Persoalannya, lanjut dia, PKPU ini harus diubah dulu. Untuk merubah PKPU ini harus persetujuan Komisi II DPR dan sampai saat ini belum ada.

“Kalau KPU melaksanakan ini, kemungkinannya akan menjadi tidak sah pendaftarannya (Gibran). Namun KPU bilang ini masih pendaftaran belum diverifikasi. Kalau diverifikasi nanti tidak sesuai dengan ketentuan perundang-undangan, maka disuruh ganti calonnya,” paparnya.

Carrel mengatakan kalau Gibran masih tetap dimajukan kemungkinan akan bermasalah. Bukan karena dia anak presiden, tapi karena dalam putusan MK itu menyatakan yang bisa dijadikan capres atau cawapres adalah yang berusia tidak dibawah 40 atau yang sedang menjadi kepala daerah.

“Disini terpecah dua, antara yang menyatakan kepala daerah itu gubernur dan Wali Kota (Wako) atau bupati. Gibran ini adalah Wako, itu hanya tiga hakim yang menyatakan itu. Sementara dua hakim lainnya gubernur. Kalau Gibran ini gubernur, mungkin tidak masalah. Kalau putusan MK ini dianggap sah dan bisa dijalankan,” imbuhnya.

Bila dipaksakan, masih kata dia, ini pasti akan menuai masalah di kemudian hari.

“Karena itu, kami berkepentingan sebagai masyarakat jangan sampai nanti presiden terpilih anggaplah Prabowo Gibran ini akan menuai gugatan tidak ada habisnya. Karena proses nya pun tidak sah,” pungkasnya.

Diketahui bahwa terkait Surat KPU No 1145/PL.01.4-SD/05/2023, Perihal : Tindak Lanjut Putusan Mahkamah Konstitusi (MK) No 90/PUU-XXI/2023, tanggal 17 Oktober 2023, yang ditujukan kepada Pimpinan Partai Politik Peserta Pemilu 2024, agar Pimpinan Partai Politik Peserta Pemilu 2024 mempedomani putusan MK No 90/PUU-XXI/2023, dalam tahapan pencalonan Presiden dan Wakil Presiden Tahun 2024.

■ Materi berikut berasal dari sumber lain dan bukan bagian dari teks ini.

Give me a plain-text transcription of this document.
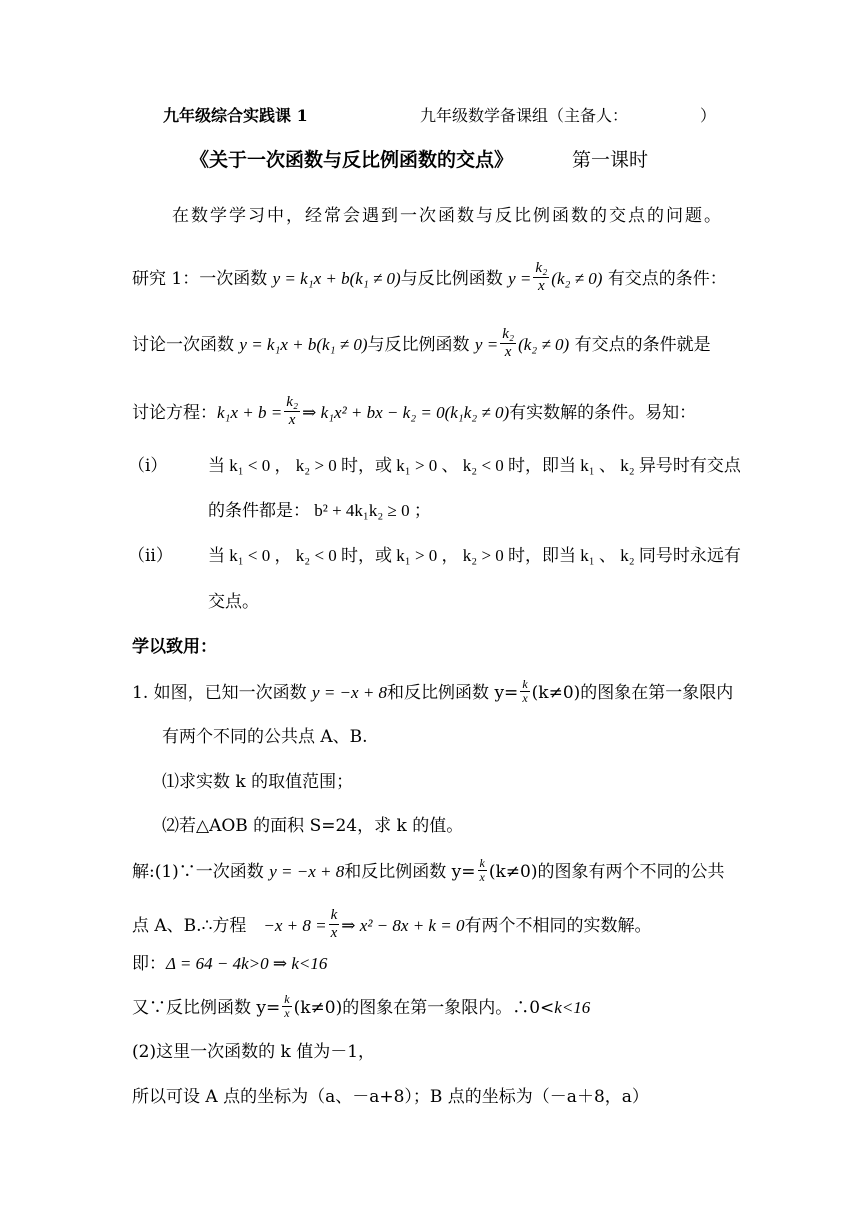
九年级综合实践课 1	九年级数学备课组（主备人：　　　　　）
《关于一次函数与反比例函数的交点》	第一课时
在数学学习中，经常会遇到一次函数与反比例函数的交点的问题。
研究 1：一次函数 y = k₁x + b(k₁ ≠ 0)与反比例函数 $y = \frac{\text{k₂}}{x} (k_2 \ne 0)$ 有交点的条件：
讨论一次函数 y = k₁x + b(k₁ ≠ 0)与反比例函数 $y = \frac{\text{k₂}}{x} (k_2 \ne 0)$ 有交点的条件就是
讨论方程：$k_1x + b = \frac{\text{k₂}}{x}$ ⇒ k₁x² + bx − k₂ = 0(k₁k₂ ≠ 0)有实数解的条件。易知：
（i） 当 k₁ < 0 ， k₂ > 0 时，或 k₁ > 0 、 k₂ < 0 时，即当 k₁ 、 k₂ 异号时有交点
的条件都是： b² + 4k₁k₂ ≥ 0 ；
（ii） 当 k₁ < 0 ， k₂ < 0 时，或 k₁ > 0 ， k₂ > 0 时，即当 k₁ 、 k₂ 同号时永远有
交点。
学以致用：
1. 如图，已知一次函数 y = −x + 8和反比例函数 $y= \frac{k}{x} (k\ne 0)$的图象在第一象限内
有两个不同的公共点 A、B.
⑴求实数 k 的取值范围；
⑵若△AOB 的面积 S=24，求 k 的值。
解:(1)∵一次函数 y = −x + 8和反比例函数 $y= \frac{k}{x} (k\ne 0)$的图象有两个不同的公共
点 A、B.∴方程　$-x + 8 = \frac{k}{x}$ ⇒ x² − 8x + k = 0有两个不相同的实数解。
即：Δ = 64 − 4k>0 ⇒ k<16
又∵反比例函数 $y= \frac{k}{x} (k\ne 0)$的图象在第一象限内。∴0<k<16
(2)这里一次函数的 k 值为－1，
所以可设 A 点的坐标为（a、－a+8）；B 点的坐标为（－a＋8，a）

Perekat Nusantara dan TPDI menyampaikan beberapa pokok pikiran, sebagai berikut :

1) Sifat Putusan MK, “final dan mengikat” sesuai dengan ketentuan pasal 10 ayat (1) UU No 8/2011 tentang Perubahan atas Undang-Undang No 24/2003 tentang Mahkamah Konstitusi, yang menyatakan bahwa “putusan Mahkamah Konstitusi bersifat final, yakni langsung
memperoleh kekuatan hukum tetap sejak diucapkan dan tidak ada upaya hukum yang dapat ditempuh (final and binding).

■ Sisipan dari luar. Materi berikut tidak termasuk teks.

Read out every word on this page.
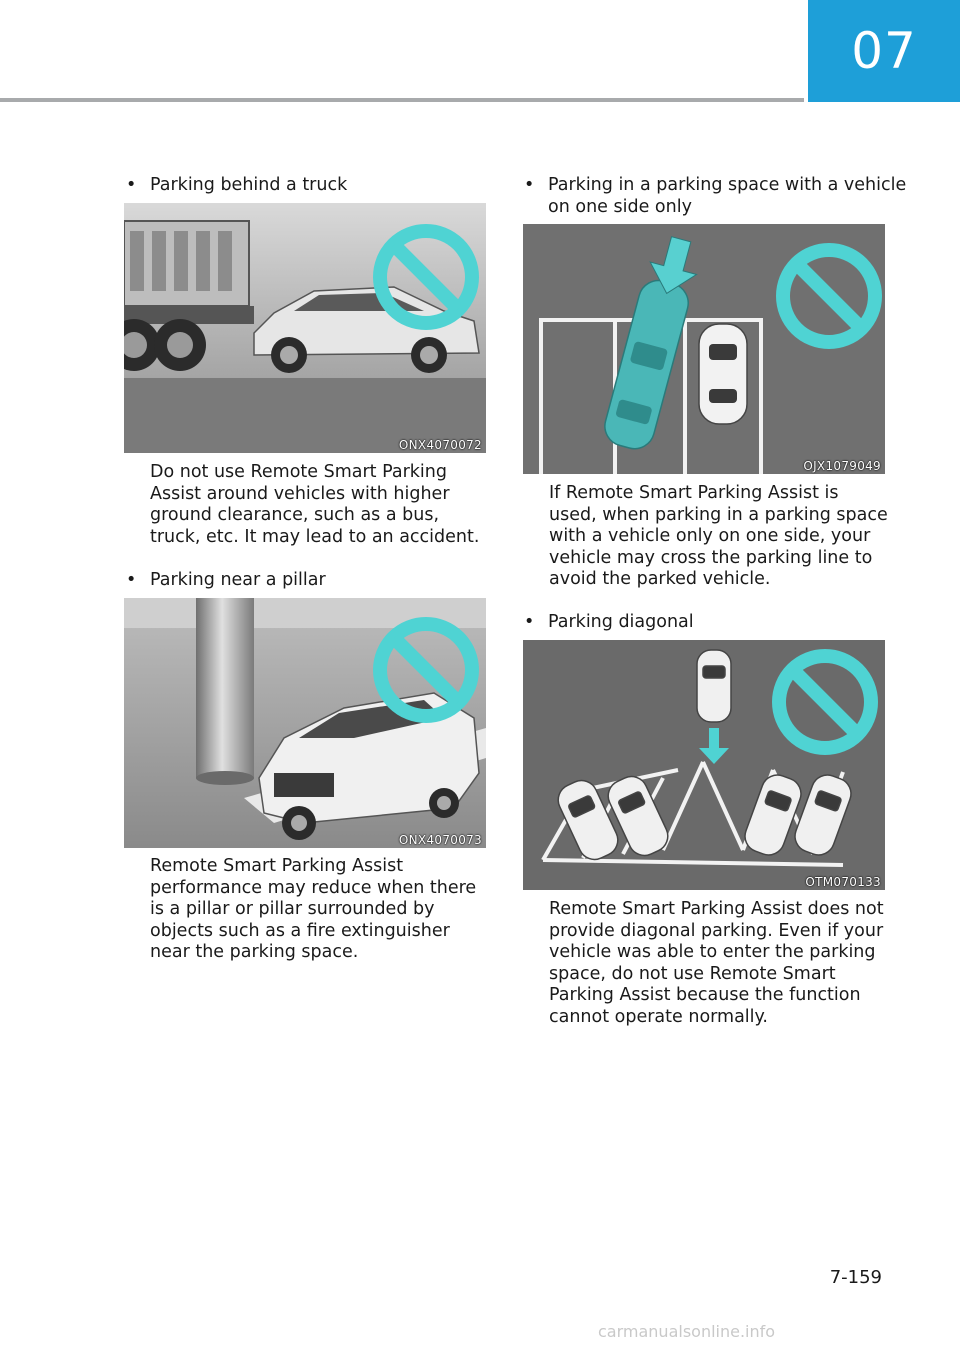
07
• Parking behind a truck
ONX4070072
Do not use Remote Smart Parking Assist around vehicles with higher ground clearance, such as a bus, truck, etc. It may lead to an accident.
• Parking near a pillar
ONX4070073
Remote Smart Parking Assist performance may reduce when there is a pillar or pillar surrounded by objects such as a fire extinguisher near the parking space.
• Parking in a parking space with a vehicle on one side only
OJX1079049
If Remote Smart Parking Assist is used, when parking in a parking space with a vehicle only on one side, your vehicle may cross the parking line to avoid the parked vehicle.
• Parking diagonal
OTM070133
Remote Smart Parking Assist does not provide diagonal parking. Even if your vehicle was able to enter the parking space, do not use Remote Smart Parking Assist because the function cannot operate normally.
7-159
carmanualsonline.info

2) Hal ihwal Putusan MK bersifat final dan mengikat, tentu saja berlaku bagi
Putusan MK No 90/PUU-XXI/2023, tanggal 16 Oktober 2023, meskipun di sana sini terdapat beberapa persoalan pelanggaran Etika, Hukum Acara, Hukum Materiil (UU No 48/2009) dan Sumpah Jabatan Hakim Konstitusi yang diduga terjadi dalam proses Uji Materil pasal 169 huruf q UU No 7/2017 tentang Pemilu, yang saat ini sedang ditangani oleh Majelis Kehormatan Mahkamah Konstitusi (MKMK) dalam perkara Pelanggaran Etik dan oleh KPK dalam dugaan “Kolusi dan Nepotisme” dalam proses Uji Materiil perkara No 90/PUU-XXI/2023.

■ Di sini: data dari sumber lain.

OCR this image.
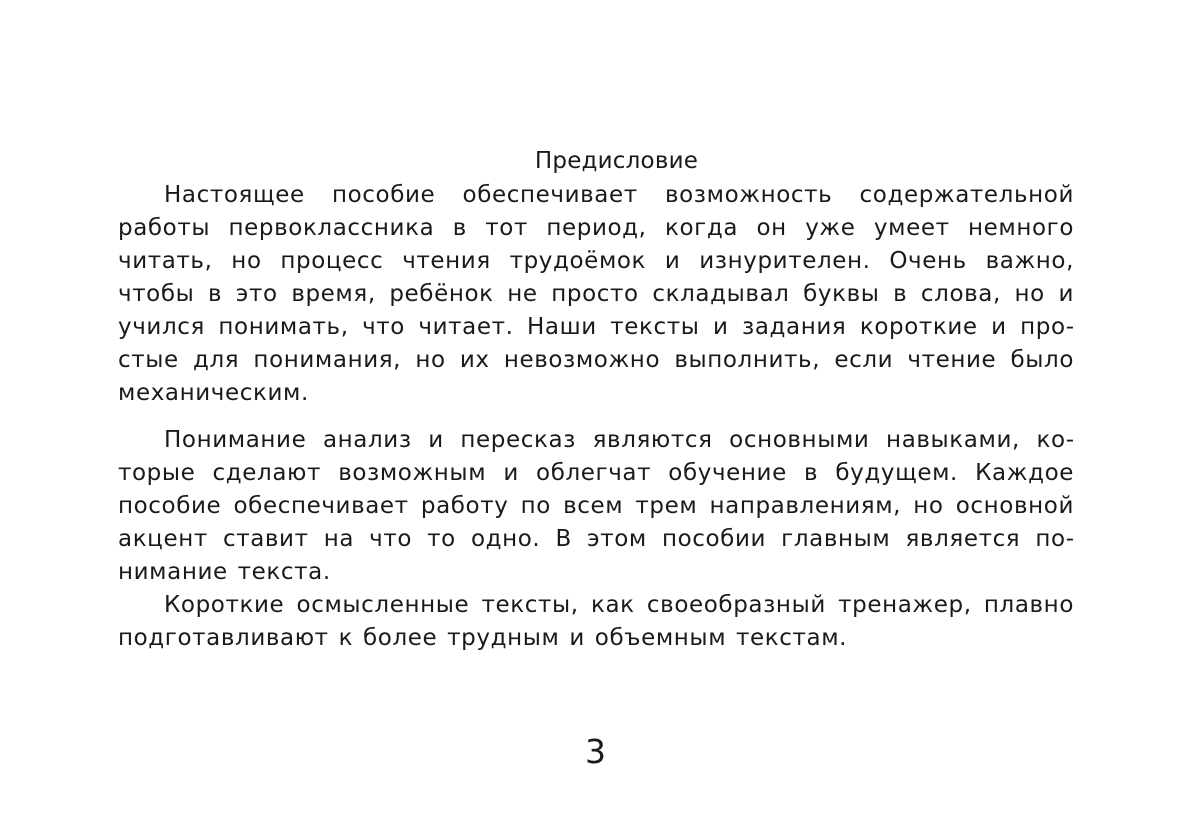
Предисловие

Настоящее пособие обеспечивает возможность содержательной работы первоклассника в тот период, когда он уже умеет немного читать, но процесс чтения трудоёмок и изнурителен. Очень важно, чтобы в это время, ребёнок не просто складывал буквы в слова, но и учился понимать, что читает. Наши тексты и задания короткие и простые для понимания, но их невозможно выполнить, если чтение было механическим.

Понимание анализ и пересказ являются основными навыками, которые сделают возможным и облегчат обучение в будущем. Каждое пособие обеспечивает работу по всем трем направлениям, но основной акцент ставит на что то одно. В этом пособии главным является понимание текста.

Короткие осмысленные тексты, как своеобразный тренажер, плавно подготавливают к более трудным и объемным текстам.

3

3) Tanpa menyangkal sifat putusan MK yang final dan mengikat sebagaimana didalilkan di atas, namun satu hal yang berbeda dan tidak boleh disamakan adalah, sifat final dan mengikat itu tidak boleh dimaknai dengan wajib dilaksanakan seketika itu juga. Karena dalam banyak hal sebuah keputusan termasuk Putusan Hakim, meskipun sudah final dan mengikat, belum dapat dilaksanakan karena terdapat persoalan yang muncul dalam diri putusan itu itu sendiri atau karena sebab dari luar yang bersifat prosedural. Misalnya masih memerlukan peraturan pelaksana atau hal lain yang secara hukum dapat mengganggu pelaksanaannya dan tidak dapat dipertanggungjawabkan.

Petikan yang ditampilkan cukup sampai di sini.